Presidente, nella scorsa giornata avete chiuso il girone d’andata, qual è il suo bilancio del vostro percorso fin qui?
“Il bilancio è più che positivo. Occupiamo la quinta posizione con solo 6 punti dalla zona Champions chi l’avrebbe detto a inizio campionato? Con una squadra quasi tutta nuova e tante giovani titolari diciamo che abbiamo fatto un buon girone d’andata. Devo ringraziare per questo tutte le ragazze e in primis il mister perché stanno lavorando veramente bene con tanto impegno”.

Quanto rammarico c’è per una sconfitta immeritata come quella di Brescia?
“Penso non si possa quantificare…cerco di coglier il positivo di questa partita: abbiamo dominato per quasi tutti i 90 minuti contro una squadra partita per vincere il campionato con in rosa tante nazionali.

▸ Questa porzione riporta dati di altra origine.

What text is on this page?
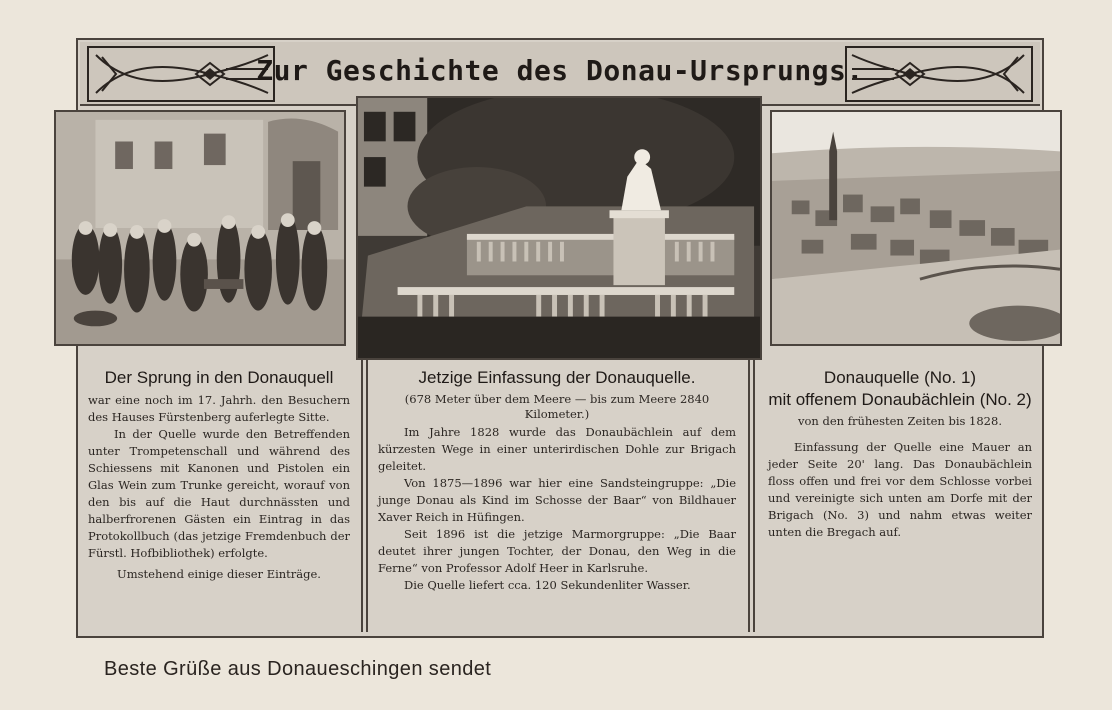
Zur Geschichte des Donau-Ursprungs.
Der Sprung in den Donauquell

war eine noch im 17. Jahrh. den Besuchern des Hauses Fürstenberg auferlegte Sitte.

In der Quelle wurde den Betreffenden unter Trompetenschall und während des Schiessens mit Kanonen und Pistolen ein Glas Wein zum Trunke gereicht, worauf von den bis auf die Haut durchnässten und halberfrorenen Gästen ein Eintrag in das Protokollbuch (das jetzige Fremdenbuch der Fürstl. Hofbibliothek) erfolgte.

Umstehend einige dieser Einträge.

Jetzige Einfassung der Donauquelle.

(678 Meter über dem Meere — bis zum Meere 2840 Kilometer.)

Im Jahre 1828 wurde das Donaubächlein auf dem kürzesten Wege in einer unterirdischen Dohle zur Brigach geleitet.

Von 1875—1896 war hier eine Sandsteingruppe: „Die junge Donau als Kind im Schosse der Baar“ von Bildhauer Xaver Reich in Hüfingen.

Seit 1896 ist die jetzige Marmorgruppe: „Die Baar deutet ihrer jungen Tochter, der Donau, den Weg in die Ferne“ von Professor Adolf Heer in Karlsruhe.

Die Quelle liefert cca. 120 Sekundenliter Wasser.

Donauquelle (No. 1)
mit offenem Donaubächlein (No. 2)

von den frühesten Zeiten bis 1828.

Einfassung der Quelle eine Mauer an jeder Seite 20' lang. Das Donaubächlein floss offen und frei vor dem Schlosse vorbei und vereinigte sich unten am Dorfe mit der Brigach (No. 3) und nahm etwas weiter unten die Bregach auf.

Beste Grüße aus Donaueschingen sendet
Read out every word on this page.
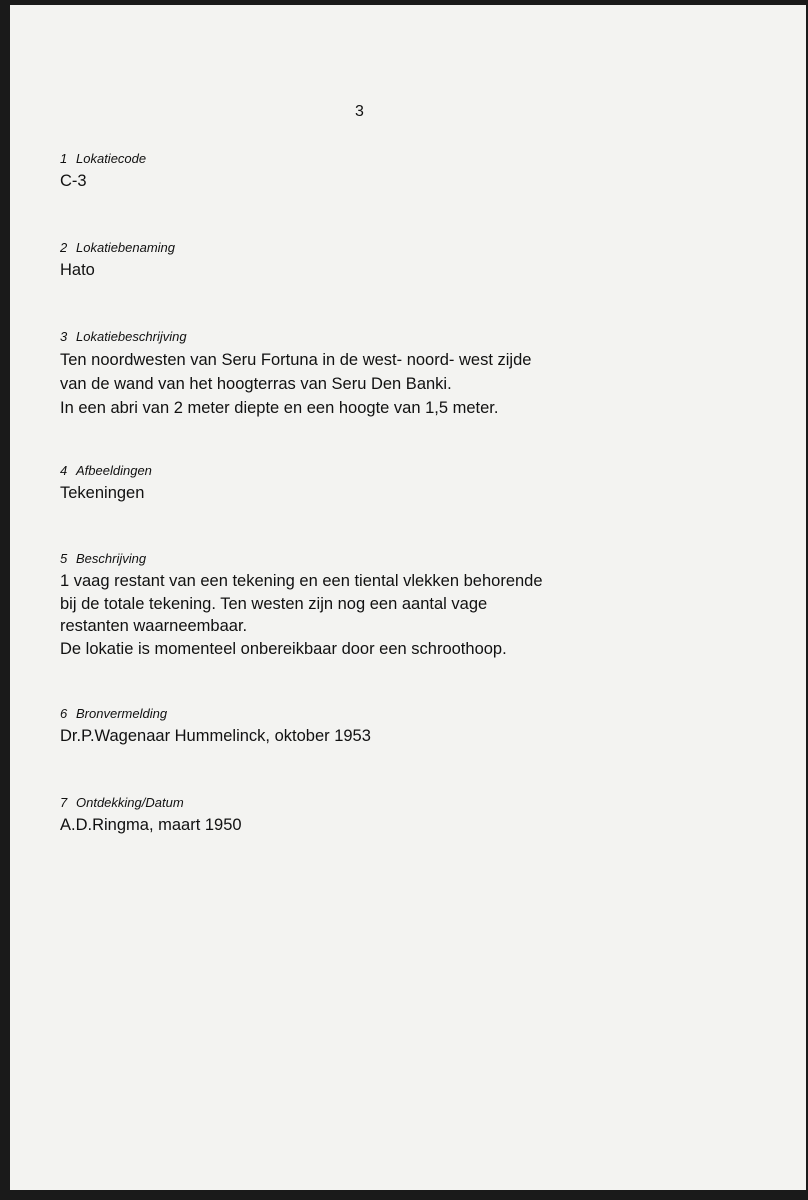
3
1 Lokatiecode
C-3
2 Lokatiebenaming
Hato
3 Lokatiebeschrijving
Ten noordwesten van Seru Fortuna in de west- noord- west zijde
van de wand van het hoogterras van Seru Den Banki.
In een abri van 2 meter diepte en een hoogte van 1,5 meter.
4 Afbeeldingen
Tekeningen
5 Beschrijving
1 vaag restant van een tekening en een tiental vlekken behorende
bij de totale tekening. Ten westen zijn nog een aantal vage
restanten waarneembaar.
De lokatie is momenteel onbereikbaar door een schroothoop.
6 Bronvermelding
Dr.P.Wagenaar Hummelinck, oktober 1953
7 Ontdekking/Datum
A.D.Ringma, maart 1950
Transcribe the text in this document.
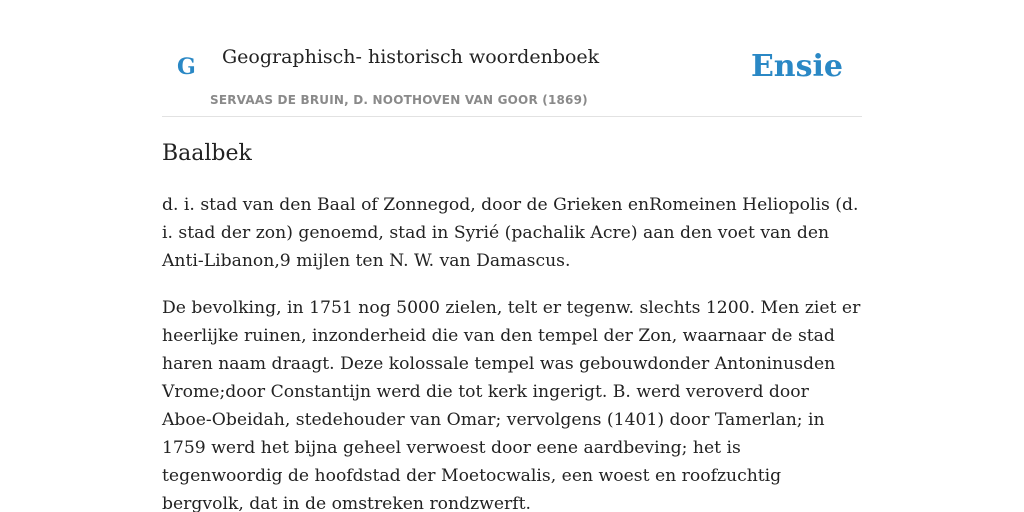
G Geographisch- historisch woordenboek
SERVAAS DE BRUIN, D. NOOTHOVEN VAN GOOR (1869)
Ensie
Baalbek

d. i. stad van den Baal of Zonnegod, door de Grieken enRomeinen Heliopolis (d. i. stad der zon) genoemd, stad in Syrié (pachalik Acre) aan den voet van den Anti-Libanon,9 mijlen ten N. W. van Damascus.

De bevolking, in 1751 nog 5000 zielen, telt er tegenw. slechts 1200. Men ziet er heerlijke ruinen, inzonderheid die van den tempel der Zon, waarnaar de stad haren naam draagt. Deze kolossale tempel was gebouwdonder Antoninusden Vrome;door Constantijn werd die tot kerk ingerigt. B. werd veroverd door Aboe-Obeidah, stedehouder van Omar; vervolgens (1401) door Tamerlan; in 1759 werd het bijna geheel verwoest door eene aardbeving; het is tegenwoordig de hoofdstad der Moetocwalis, een woest en roofzuchtig bergvolk, dat in de omstreken rondzwerft.
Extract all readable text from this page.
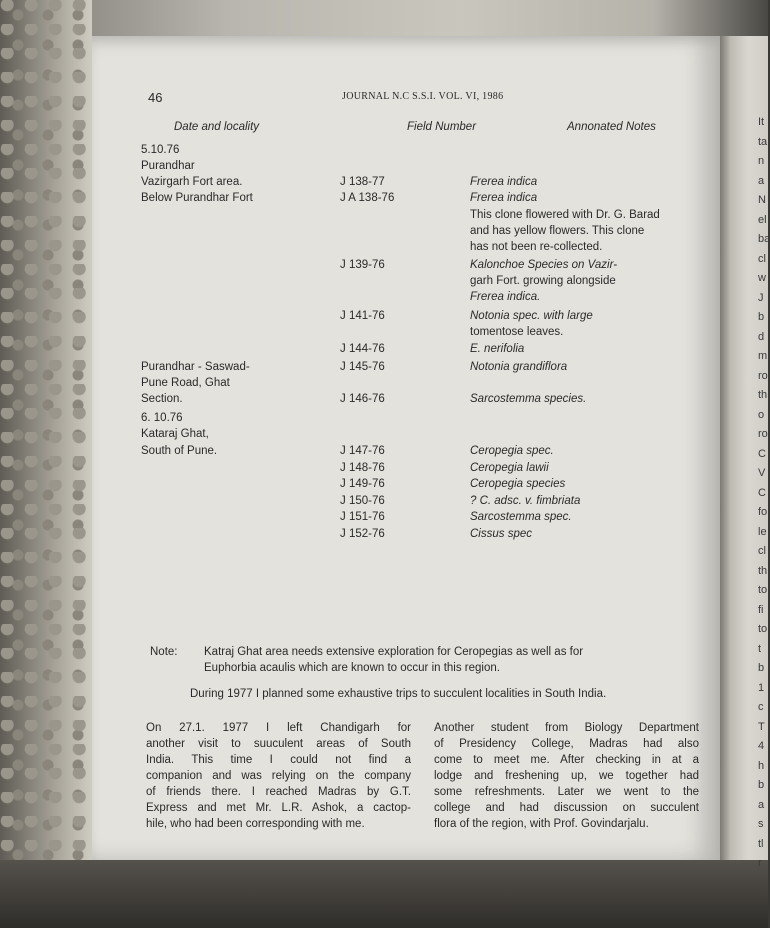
It
ta
n
a
N
el
ba
cl
w
J
b
d
m
ro
th
o
ro
C
V
C
fo
le
cl
th
to
fi
to
t
b
1
c
T
4
h
b
a
s
tl
r
46	JOURNAL N.C S.S.I. VOL. VI, 1986
Date and locality	Field Number	Annonated Notes
5.10.76
Purandhar
Vazirgarh Fort area.	J 138-77	Frerea indica
Below Purandhar Fort	J A 138-76	Frerea indica
This clone flowered with Dr. G. Barad
and has yellow flowers. This clone
has not been re-collected.
J 139-76	Kalonchoe Species on Vazir-
garh Fort. growing alongside
Frerea indica.
J 141-76	Notonia spec. with large
tomentose leaves.
J 144-76	E. nerifolia
Purandhar - Saswad-	J 145-76	Notonia grandiflora
Pune Road, Ghat
Section.	J 146-76	Sarcostemma species.
6. 10.76
Kataraj Ghat,
South of Pune.	J 147-76	Ceropegia spec.
J 148-76	Ceropegia lawii
J 149-76	Ceropegia species
J 150-76	? C. adsc. v. fimbriata
J 151-76	Sarcostemma spec.
J 152-76	Cissus spec
Note: Katraj Ghat area needs extensive exploration for Ceropegias as well as for
Euphorbia acaulis which are known to occur in this region.
During 1977 I planned some exhaustive trips to succulent localities in South India.
On 27.1. 1977 I left Chandigarh for
another visit to suuculent areas of South
India. This time I could not find a
companion and was relying on the company
of friends there. I reached Madras by G.T.
Express and met Mr. L.R. Ashok, a cactop-
hile, who had been corresponding with me.
Another student from Biology Department
of Presidency College, Madras had also
come to meet me. After checking in at a
lodge and freshening up, we together had
some refreshments. Later we went to the
college and had discussion on succulent
flora of the region, with Prof. Govindarjalu.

Purtroppo la fortuna nemmeno stavolta ci ha sostenuti…dobbiamo incassare il colpo e cercar di migliorar ancora sotto alcuni punti di vista…”.

Che gara vi aspetta sabato contro la Res Roma?
Sabato sarà l’ennesima “battaglia”. Ogni sabato per noi è una partita importante sia che giochi con il Brescia o con l’ultima in classifica. La Roma sta vivendo un ottimo momento e sicuramente verrà a Mozzanica per conquistare i tre punti. Da parte nostra c’è la volontà di portar a casa il risultato per poter accorciare ulteriormente la classifica”.

In estate, annunciando che si sarebbe presa carico del Mozzanica non aveva nascosto i suoi timori, a distanza di qualche mese come stanno andando le cose?
“Diciamo che i miei timori erano fondati. L’eredità è pesante e fare tutto quello che faceva il PRES è per me molto difficile. Sto cercando in tutti i modi di far al meglio ogni cosa ma non è facile, senza poi tralasciare il lato affettivo. Ogni partita ogni allenamento ogni vittoria o sconfitta portano sempre a pensare a mio papà e questo rende tutto più difficile”.

A luglio ci saranno gli Europei dove l’Italia è stata inserita in un girone molto ostico. Come vede la nostra Nazionale in questa competizione?
“Sicuramente non sarà una passeggiata. devo dire però che la Nazionale vista durante il torneo in Brasile, mi è piaciuta. A mio avviso però in molte squadre ci sono ragazze che meriterebbero di esser convocate diciamo che forse a volte siamo ancora un po’ troppo legati ai nomi e meno alle prestazioni”.